Introduction
For the last year, I have been working on Claw, a development system for embedded devices.
It has a very small RAM footprint and can run on systems with as few as 2 KB of RAM.
The VM's own memory footprint is tiny and most of the RAM remains to be used by the applications.
Claw will probably support multitasking in it's operating system releases and also support CEFS (Claw embedded read-only file system) and FAT32 for loading (and storing) files from and to.
The files are streamed and therefore can be as large as 4 GB (on 32 bit VM's) or 64 KB (per executable) on 16 bit systems. 64 bit is supported as well, though 4 and 8 bit is not.
Claw features and assembly language and an high-level language that will compile to CXE executables that Claw can execute. On any platform, as Claw executables are binary compatible!
So you focus on your code and write and compile it once. Claw will deal with libraries and device specific hardware! But this freedom is of course still limited by hardware factors (e.g. it needs a screen to display graphics, or processor speed and RAM size).

Memory
Claw is entirely stack-based and uses three main stacks. There is a call-stack which stores the source address every time you call another function. As Claw has file system support built-in you can of course call functions from libraries dynamically. Dynamic linking is performed by Claw automatically, so you don't need to worry about library versions. The next stack is the work stack. It stores the function arguments, is used for arithmetic and other instructions and is arbitrarily accessible. The third stack is the array pool which programs use to allocate parts of memory to store data to.
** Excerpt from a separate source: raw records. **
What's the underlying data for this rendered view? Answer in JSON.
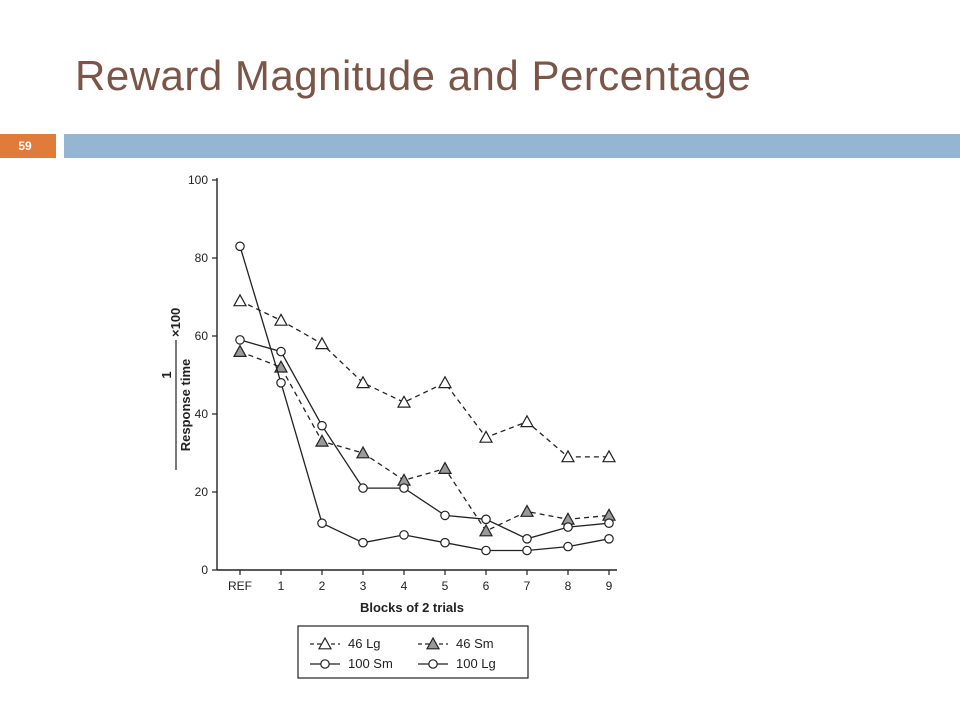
{
  "slide": {
    "title": "Reward Magnitude and Percentage",
    "number": "59"
  },
  "colors": {
    "title": "#7a5548",
    "accent_orange": "#e07b39",
    "accent_blue": "#94b6d2",
    "ink": "#222222"
  },
  "chart_data": {
    "type": "line",
    "title": "",
    "xlabel": "Blocks of 2 trials",
    "ylabel_numerator": "1",
    "ylabel_denominator": "Response time",
    "ylabel_factor": "×100",
    "categories": [
      "REF",
      "1",
      "2",
      "3",
      "4",
      "5",
      "6",
      "7",
      "8",
      "9"
    ],
    "ylim": [
      0,
      100
    ],
    "yticks": [
      0,
      20,
      40,
      60,
      80,
      100
    ],
    "grid": false,
    "legend_position": "bottom",
    "series": [
      {
        "name": "46 Lg",
        "marker": "triangle-open",
        "dash": "dashed",
        "values": [
          69,
          64,
          58,
          48,
          43,
          48,
          34,
          38,
          29,
          29
        ]
      },
      {
        "name": "46 Sm",
        "marker": "triangle-filled",
        "dash": "dashed",
        "values": [
          56,
          52,
          33,
          30,
          23,
          26,
          10,
          15,
          13,
          14
        ]
      },
      {
        "name": "100 Sm",
        "marker": "circle-open",
        "dash": "solid",
        "values": [
          59,
          56,
          37,
          21,
          21,
          14,
          13,
          8,
          11,
          12
        ]
      },
      {
        "name": "100 Lg",
        "marker": "circle-open",
        "dash": "solid",
        "values": [
          83,
          48,
          12,
          7,
          9,
          7,
          5,
          5,
          6,
          8
        ]
      }
    ]
  }
}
New memory can be allocated at any time but as in a stack, only the last array can be deallocated at a time. There cannot be holes in the memory map.

Supported platforms
The architectures and systems that I will port Claw to include but are not limited to 32- and 64-bit Intel and AMD computers running Windows, Linux or BSD; AVR (especially Arduino Uno and Mega); MIPS (routers); ARM and XTensa (ESP8266). Somebody might want to do a port the TI-84+CE and I might do a port to the TI-84+ if I find time.

Online IDE
There is also a planned online IDE that includes an online compiler as well as a standalone, offline compiler and assembler that runs on Windows, Linux, and BSD. The assembler also works for Mac OSX.

Open source
Claw is an open source project and is on GitHub: https://github.com/muessigb
The chosen license is as permissive as it gets: The "new" / "revised" 3-clause BSD license.
This means Claw can be used free of charge, can be modified and used in closed source and commercial projects, as long as the name is not miss-used and I get credited appropriately.

Development status
I have completed most of the assembler so far and a good part of the VM. The compiler is just a draft so far, but will be started soon. Most parts of Claw that are not yet made are already documented and planned but just not yet written.

Have fun!
This looks promising. I will wait until tests/demos are released.
This sounds awesome. But I'm a little perplexed by the choice of memory model. Most languages/VM's go for the simple one call/scoped data stack (per thread) and one heap for non-scoped data. It seems like splitting return pointers, scoped data, and arguments (which are really just scoped data) across three stacks would be inefficient, especially if the executable were to be compiled rather than interpreted. It also forces you to pick fixed sizes for each stack ahead of time, which makes it more likely that any single stack could overflow. And while a heap is a more complicated data structure than a stack and is more expensive to maintain, being able to allocate non-scoped data seems essential for any mildly advanced program.
Runer112 wrote:
This sounds awesome. But I'm a little perplexed by the choice of memory model. Most languages/VM's go for the simple one call/scoped data stack (per thread) and one heap for non-scoped data. It seems like splitting return pointers, scoped data, and arguments (which are really just scoped data) across three stacks would be inefficient, especially if the executable were to be compiled rather than interpreted. It also forces you to pick fixed sizes for each stack ahead of time, which makes it more likely that any single stack could overflow. And while a heap is a more complicated data structure than a stack and is more expensive to maintain, being able to allocate non-scoped data seems essential for any mildly advanced program.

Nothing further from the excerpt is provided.